Investing in small savings schemes like PPF, NPS and SSY is very easy, but even a small mistake can cost investors. If you default in investing in these accounts in any financial year, not only will you lose interest, but also a penalty.
new Delhi. For savings and investment, if you also invest money in schemes like PPF, NPS or Sukanya Samridhi, then there is very important news for you. You need to make minimum investment in these accounts before 31st March.
Actually, this is the last week to invest in tax saving schemes for the current financial year. You are also required to make a minimum investment every year in accounts like PPF, NPS and Sukanya. If this is not done then your account will become inactive and you will have to pay penalty instead of interest. It is better that you check whether the minimum investment has been made in the account before the last date passes.

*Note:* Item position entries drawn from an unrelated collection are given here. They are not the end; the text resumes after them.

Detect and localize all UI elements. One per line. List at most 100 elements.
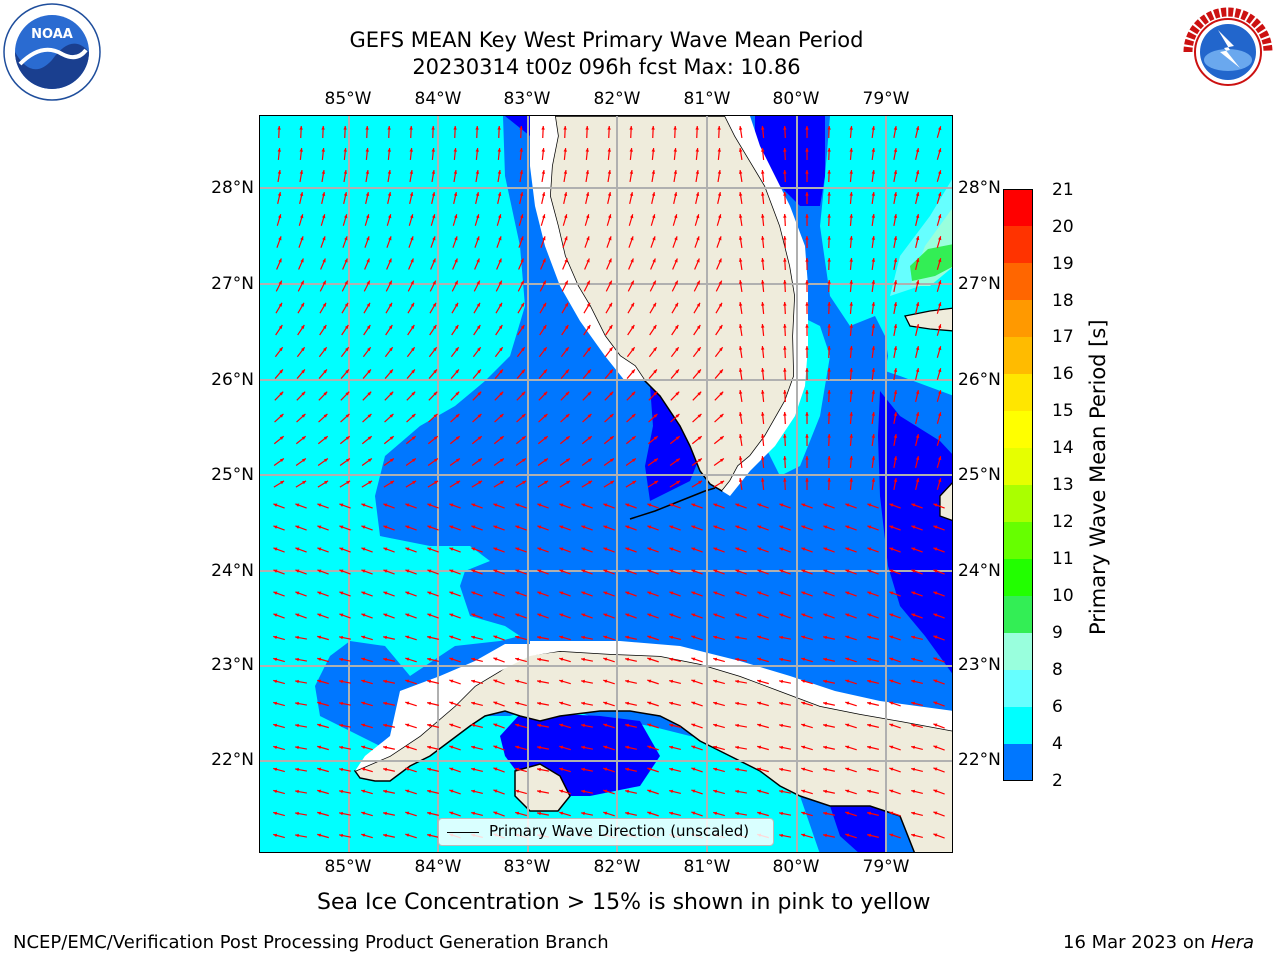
- wave-direction-arrow: [474, 258, 480, 270]
- wave-direction-arrow: [427, 767, 439, 772]
- wave-direction-arrow: [871, 279, 876, 293]
- wave-direction-arrow: [911, 789, 923, 795]
- wave-direction-arrow: [648, 391, 658, 401]
- colorbar-swatch: [1003, 744, 1033, 782]
- wave-direction-arrow: [515, 591, 527, 597]
- wave-direction-arrow: [936, 148, 942, 160]
- map-legend: Primary Wave Direction (unscaled): [438, 818, 774, 846]
- wave-direction-arrow: [871, 169, 876, 183]
- wave-direction-arrow: [408, 214, 414, 226]
- wave-direction-arrow: [626, 369, 636, 379]
- wave-direction-arrow: [649, 302, 657, 314]
- wave-direction-arrow: [669, 569, 681, 575]
- wave-direction-arrow: [603, 767, 615, 773]
- wave-direction-arrow: [625, 569, 637, 575]
- wave-direction-arrow: [383, 480, 395, 488]
- wave-direction-arrow: [273, 679, 285, 685]
- wave-direction-arrow: [317, 789, 329, 795]
- wave-direction-arrow: [606, 236, 612, 248]
- wave-direction-arrow: [871, 257, 876, 271]
- wave-direction-arrow: [761, 147, 765, 161]
- wave-direction-arrow: [339, 547, 351, 553]
- wave-direction-arrow: [779, 525, 791, 531]
- wave-direction-arrow: [647, 811, 659, 817]
- wave-direction-arrow: [581, 480, 593, 488]
- wave-direction-arrow: [805, 213, 809, 227]
- wave-direction-arrow: [471, 569, 483, 575]
- wave-direction-arrow: [451, 280, 459, 292]
- wave-direction-arrow: [342, 236, 348, 248]
- wave-direction-arrow: [647, 547, 659, 553]
- wave-direction-arrow: [823, 833, 835, 838]
- wave-direction-arrow: [295, 435, 307, 445]
- wave-direction-arrow: [559, 435, 571, 445]
- wave-direction-arrow: [427, 458, 439, 466]
- wave-direction-arrow: [449, 701, 461, 707]
- wave-direction-arrow: [540, 214, 546, 226]
- wave-direction-arrow: [893, 191, 898, 205]
- wave-direction-arrow: [717, 147, 721, 161]
- wave-direction-arrow: [471, 591, 483, 597]
- wave-direction-arrow: [849, 125, 853, 139]
- wave-direction-arrow: [338, 723, 352, 728]
- wave-direction-arrow: [537, 525, 549, 531]
- wave-direction-arrow: [714, 413, 724, 423]
- wave-direction-arrow: [559, 657, 571, 663]
- wave-direction-arrow: [536, 679, 550, 684]
- wave-direction-arrow: [516, 346, 526, 358]
- lat-label-left: 24°N: [211, 561, 254, 581]
- wave-direction-arrow: [273, 503, 285, 509]
- wave-direction-arrow: [738, 125, 743, 139]
- wave-direction-arrow: [321, 192, 326, 204]
- wave-direction-arrow: [801, 745, 813, 751]
- wave-direction-arrow: [735, 569, 747, 575]
- wave-direction-arrow: [319, 324, 327, 336]
- wave-direction-arrow: [295, 547, 307, 553]
- wave-direction-arrow: [559, 723, 571, 729]
- wave-direction-arrow: [603, 745, 615, 751]
- wave-direction-arrow: [405, 480, 417, 488]
- wave-direction-arrow: [431, 125, 435, 139]
- wave-direction-arrow: [321, 169, 326, 183]
- wave-direction-arrow: [757, 547, 769, 553]
- wave-direction-arrow: [933, 503, 945, 509]
- wave-direction-arrow: [801, 701, 813, 707]
- wave-direction-arrow: [361, 833, 373, 839]
- wave-direction-arrow: [915, 456, 920, 468]
- wave-direction-arrow: [911, 525, 923, 531]
- wave-direction-arrow: [915, 126, 920, 138]
- wave-direction-arrow: [607, 125, 611, 139]
- wave-direction-arrow: [691, 435, 703, 445]
- wave-direction-arrow: [648, 369, 658, 379]
- wave-direction-arrow: [559, 701, 571, 707]
- colorbar-tick-label: 12: [1052, 512, 1074, 532]
- wave-direction-arrow: [849, 191, 853, 205]
- wave-direction-arrow: [738, 169, 743, 183]
- wave-direction-arrow: [933, 613, 945, 619]
- wave-direction-arrow: [757, 657, 769, 663]
- wave-direction-arrow: [450, 413, 460, 423]
- wave-direction-arrow: [387, 169, 392, 183]
- wave-direction-arrow: [295, 525, 307, 531]
- wave-direction-arrow: [430, 214, 436, 226]
- wave-direction-arrow: [361, 525, 373, 531]
- lat-label-right: 28°N: [958, 178, 1001, 198]
- lat-label-left: 26°N: [211, 370, 254, 390]
- wave-direction-arrow: [341, 302, 349, 314]
- wave-direction-arrow: [669, 811, 681, 817]
- wave-direction-arrow: [669, 435, 681, 445]
- wave-direction-arrow: [317, 745, 329, 751]
- lon-label-top: 79°W: [862, 89, 910, 109]
- wave-direction-arrow: [516, 413, 526, 423]
- wave-direction-arrow: [889, 745, 901, 751]
- wave-direction-arrow: [294, 767, 308, 772]
- wave-direction-arrow: [496, 214, 502, 226]
- wave-direction-arrow: [405, 635, 417, 641]
- wave-direction-arrow: [493, 503, 505, 509]
- wave-direction-arrow: [717, 192, 722, 204]
- wave-direction-arrow: [669, 789, 681, 795]
- wave-direction-arrow: [845, 635, 857, 641]
- wave-direction-arrow: [691, 811, 703, 817]
- coastal-mask: [355, 644, 530, 771]
- wave-direction-arrow: [628, 236, 634, 248]
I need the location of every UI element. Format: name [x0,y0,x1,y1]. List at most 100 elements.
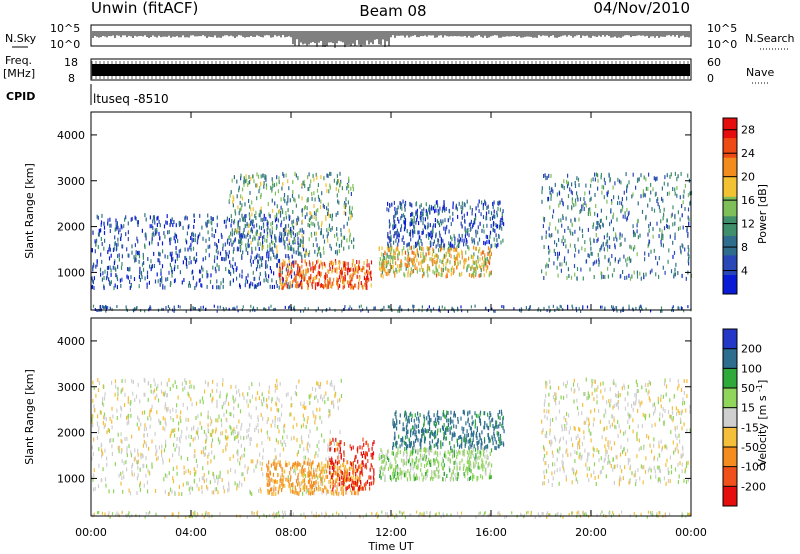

PPF account: Minimum investment of 500 required
To keep the Public Provident Fund (PPF) active, you need to invest a minimum of Rs 500 annually. If you fail to do so, the account will become inactive and you will have to pay a fine of Rs 50 for restarting. It is worth noting that you can activate PPF account up to 15 days before maturity. Such accounts cannot be activated after the lapse of 15 years.
NPS account: Rs 1,000 required to be deposited annually
A minimum investment of Rs 1,000 is also required to be made annually in the National Pension System (NPS) account. This rule applies only to Tier-1 account of NPS, whereas in Tier-2 account you can put money at any time like a savings account. If you defaulted in the minimum investment, then in whatever year it happens, you will have to pay a penalty of Rs 100 to get the account activated again.
Sukanya Samriddhi Yojana: It is necessary to deposit Rs 250
You are also required to make a minimum investment annually in this account to be opened in the name of daughters. If you do not invest minimum 250 rupees in Sukanya account in any financial year then your account will be deactivated. To make it active again, with an investment of Rs 250, a fine of Rs 50 will also have to be paid. If your account has become inactive, then it is necessary to activate it before the daughter completes 15 years.
…then even interest will not be available
Investment experts say that there is a need to be very careful while opening an account in such government savings schemes. If you miss the minimum investment in any financial year, then you will not get any interest. Later, even if you activate the account by paying money and penalty, you will not get the interest for the defaulted year. This will do double damage.